The Effect of Disorder on Hydrous Mineral Stability at High Pressure

Abstract:

The water storage capacity in the Earth’s deep interior and its transport between reservoirs is in part dependent upon the stability of high-pressure phases of hydrous minerals. Prediction of mineral stability in the Earth's mantle is dependent upon accurately calculating the Gibbs free energy of each phase as a function of pressure, temperature, and composition. Contributions from crystallographic disorder to the configurational entropy can extend the stability field of minerals at high temperatures. In certain hydrous and anhydrous aluminum and magnesium silicates such as ringwoodite, some degree of disorder is favored at mantle pressure and temperature conditions.
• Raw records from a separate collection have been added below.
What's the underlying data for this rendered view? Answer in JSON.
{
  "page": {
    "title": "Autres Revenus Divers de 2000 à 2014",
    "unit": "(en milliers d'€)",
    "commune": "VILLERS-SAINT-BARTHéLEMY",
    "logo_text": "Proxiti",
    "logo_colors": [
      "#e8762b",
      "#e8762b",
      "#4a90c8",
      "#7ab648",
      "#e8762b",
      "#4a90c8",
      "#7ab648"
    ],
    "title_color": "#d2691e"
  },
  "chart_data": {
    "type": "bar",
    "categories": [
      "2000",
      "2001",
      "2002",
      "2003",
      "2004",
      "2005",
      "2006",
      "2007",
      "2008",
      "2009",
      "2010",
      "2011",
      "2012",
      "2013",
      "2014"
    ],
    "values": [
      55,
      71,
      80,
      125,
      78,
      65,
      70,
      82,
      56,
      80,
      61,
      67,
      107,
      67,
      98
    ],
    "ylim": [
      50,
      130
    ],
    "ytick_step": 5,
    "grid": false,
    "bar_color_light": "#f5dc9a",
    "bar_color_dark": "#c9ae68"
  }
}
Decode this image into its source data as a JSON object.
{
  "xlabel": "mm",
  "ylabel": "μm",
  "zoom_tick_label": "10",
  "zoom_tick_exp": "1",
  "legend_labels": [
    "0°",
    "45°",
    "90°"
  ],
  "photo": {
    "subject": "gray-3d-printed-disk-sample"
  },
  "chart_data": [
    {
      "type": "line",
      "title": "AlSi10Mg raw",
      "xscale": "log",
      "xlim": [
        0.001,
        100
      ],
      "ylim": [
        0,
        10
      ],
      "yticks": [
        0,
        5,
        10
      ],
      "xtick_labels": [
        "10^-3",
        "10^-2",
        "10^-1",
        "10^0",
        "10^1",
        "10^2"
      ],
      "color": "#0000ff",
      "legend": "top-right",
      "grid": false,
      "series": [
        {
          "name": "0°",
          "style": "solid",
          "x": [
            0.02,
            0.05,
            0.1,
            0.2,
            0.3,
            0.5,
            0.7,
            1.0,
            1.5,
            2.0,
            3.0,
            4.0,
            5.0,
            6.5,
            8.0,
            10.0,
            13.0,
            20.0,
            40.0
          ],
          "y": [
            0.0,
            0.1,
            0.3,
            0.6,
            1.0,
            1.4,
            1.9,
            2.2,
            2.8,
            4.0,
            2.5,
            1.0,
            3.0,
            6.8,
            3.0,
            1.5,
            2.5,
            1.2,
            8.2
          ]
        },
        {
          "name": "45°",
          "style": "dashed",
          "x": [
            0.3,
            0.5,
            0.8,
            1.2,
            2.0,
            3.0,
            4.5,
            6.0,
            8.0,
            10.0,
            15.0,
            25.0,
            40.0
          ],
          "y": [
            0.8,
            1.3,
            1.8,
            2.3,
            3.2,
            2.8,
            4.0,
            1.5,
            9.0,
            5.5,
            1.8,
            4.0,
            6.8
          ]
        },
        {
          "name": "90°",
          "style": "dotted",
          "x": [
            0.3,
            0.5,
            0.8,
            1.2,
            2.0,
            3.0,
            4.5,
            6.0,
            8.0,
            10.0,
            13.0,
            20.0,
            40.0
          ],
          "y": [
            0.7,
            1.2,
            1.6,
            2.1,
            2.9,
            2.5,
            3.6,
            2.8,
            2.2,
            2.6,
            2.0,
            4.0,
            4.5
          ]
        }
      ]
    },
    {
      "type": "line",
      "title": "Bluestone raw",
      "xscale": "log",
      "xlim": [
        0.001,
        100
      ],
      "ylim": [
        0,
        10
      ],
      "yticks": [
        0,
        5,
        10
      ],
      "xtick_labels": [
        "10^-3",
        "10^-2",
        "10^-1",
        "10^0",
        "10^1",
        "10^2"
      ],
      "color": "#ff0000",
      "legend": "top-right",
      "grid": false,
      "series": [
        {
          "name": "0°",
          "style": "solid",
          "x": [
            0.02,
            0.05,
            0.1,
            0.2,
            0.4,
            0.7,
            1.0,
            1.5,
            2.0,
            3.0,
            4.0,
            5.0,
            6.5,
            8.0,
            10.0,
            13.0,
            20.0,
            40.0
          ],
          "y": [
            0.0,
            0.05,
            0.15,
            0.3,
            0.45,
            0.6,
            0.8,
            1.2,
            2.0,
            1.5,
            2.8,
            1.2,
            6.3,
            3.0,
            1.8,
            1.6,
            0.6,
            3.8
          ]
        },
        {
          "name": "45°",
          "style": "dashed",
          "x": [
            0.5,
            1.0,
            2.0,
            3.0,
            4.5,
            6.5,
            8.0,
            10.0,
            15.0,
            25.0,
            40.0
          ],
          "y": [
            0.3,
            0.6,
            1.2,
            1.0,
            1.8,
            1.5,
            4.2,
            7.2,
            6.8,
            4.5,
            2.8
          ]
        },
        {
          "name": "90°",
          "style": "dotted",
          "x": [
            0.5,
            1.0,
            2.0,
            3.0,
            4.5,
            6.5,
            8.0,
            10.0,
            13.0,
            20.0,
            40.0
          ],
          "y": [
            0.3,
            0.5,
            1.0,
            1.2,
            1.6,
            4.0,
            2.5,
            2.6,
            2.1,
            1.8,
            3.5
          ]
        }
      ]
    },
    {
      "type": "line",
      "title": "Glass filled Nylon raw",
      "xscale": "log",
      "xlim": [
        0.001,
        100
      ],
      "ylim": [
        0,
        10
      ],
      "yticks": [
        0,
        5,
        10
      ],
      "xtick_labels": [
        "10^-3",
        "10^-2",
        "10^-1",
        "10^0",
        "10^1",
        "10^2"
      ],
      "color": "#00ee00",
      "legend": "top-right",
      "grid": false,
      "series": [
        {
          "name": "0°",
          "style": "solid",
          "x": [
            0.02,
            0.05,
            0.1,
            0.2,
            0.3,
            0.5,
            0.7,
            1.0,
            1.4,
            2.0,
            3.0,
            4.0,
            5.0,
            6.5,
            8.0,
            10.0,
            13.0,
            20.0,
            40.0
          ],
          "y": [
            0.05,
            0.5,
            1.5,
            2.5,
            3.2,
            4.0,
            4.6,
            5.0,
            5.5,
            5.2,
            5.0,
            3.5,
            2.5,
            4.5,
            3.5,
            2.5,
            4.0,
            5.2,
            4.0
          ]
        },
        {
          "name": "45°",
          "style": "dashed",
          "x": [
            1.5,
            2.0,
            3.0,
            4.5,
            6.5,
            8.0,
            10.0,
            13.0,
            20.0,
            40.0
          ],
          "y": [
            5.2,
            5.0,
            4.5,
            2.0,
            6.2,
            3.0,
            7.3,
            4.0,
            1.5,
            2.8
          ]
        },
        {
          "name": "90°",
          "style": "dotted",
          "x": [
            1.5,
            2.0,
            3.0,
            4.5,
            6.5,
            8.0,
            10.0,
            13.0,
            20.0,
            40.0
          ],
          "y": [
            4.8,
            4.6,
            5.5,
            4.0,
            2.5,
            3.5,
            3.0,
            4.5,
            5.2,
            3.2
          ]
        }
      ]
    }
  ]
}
This study constrains the water storage capacity of the mantle by examining the effects of cation disorder on the structure and energetics of hydrous and anhydrous aluminum and magnesium silicates (kyanite, topaz-OH, phase egg, phase D, and δ-AlOOH) as a function of Si and Al coordination. We present the energetics of disorder at mantle pressure and temperature conditions from static lattice energy minimizations using interatomic potentials and complementary first-principles calculations coupled with modeling of configurational entropy. This work assesses the applicability of the aluminum avoidance principle in high-pressure hydrous aluminosilicates.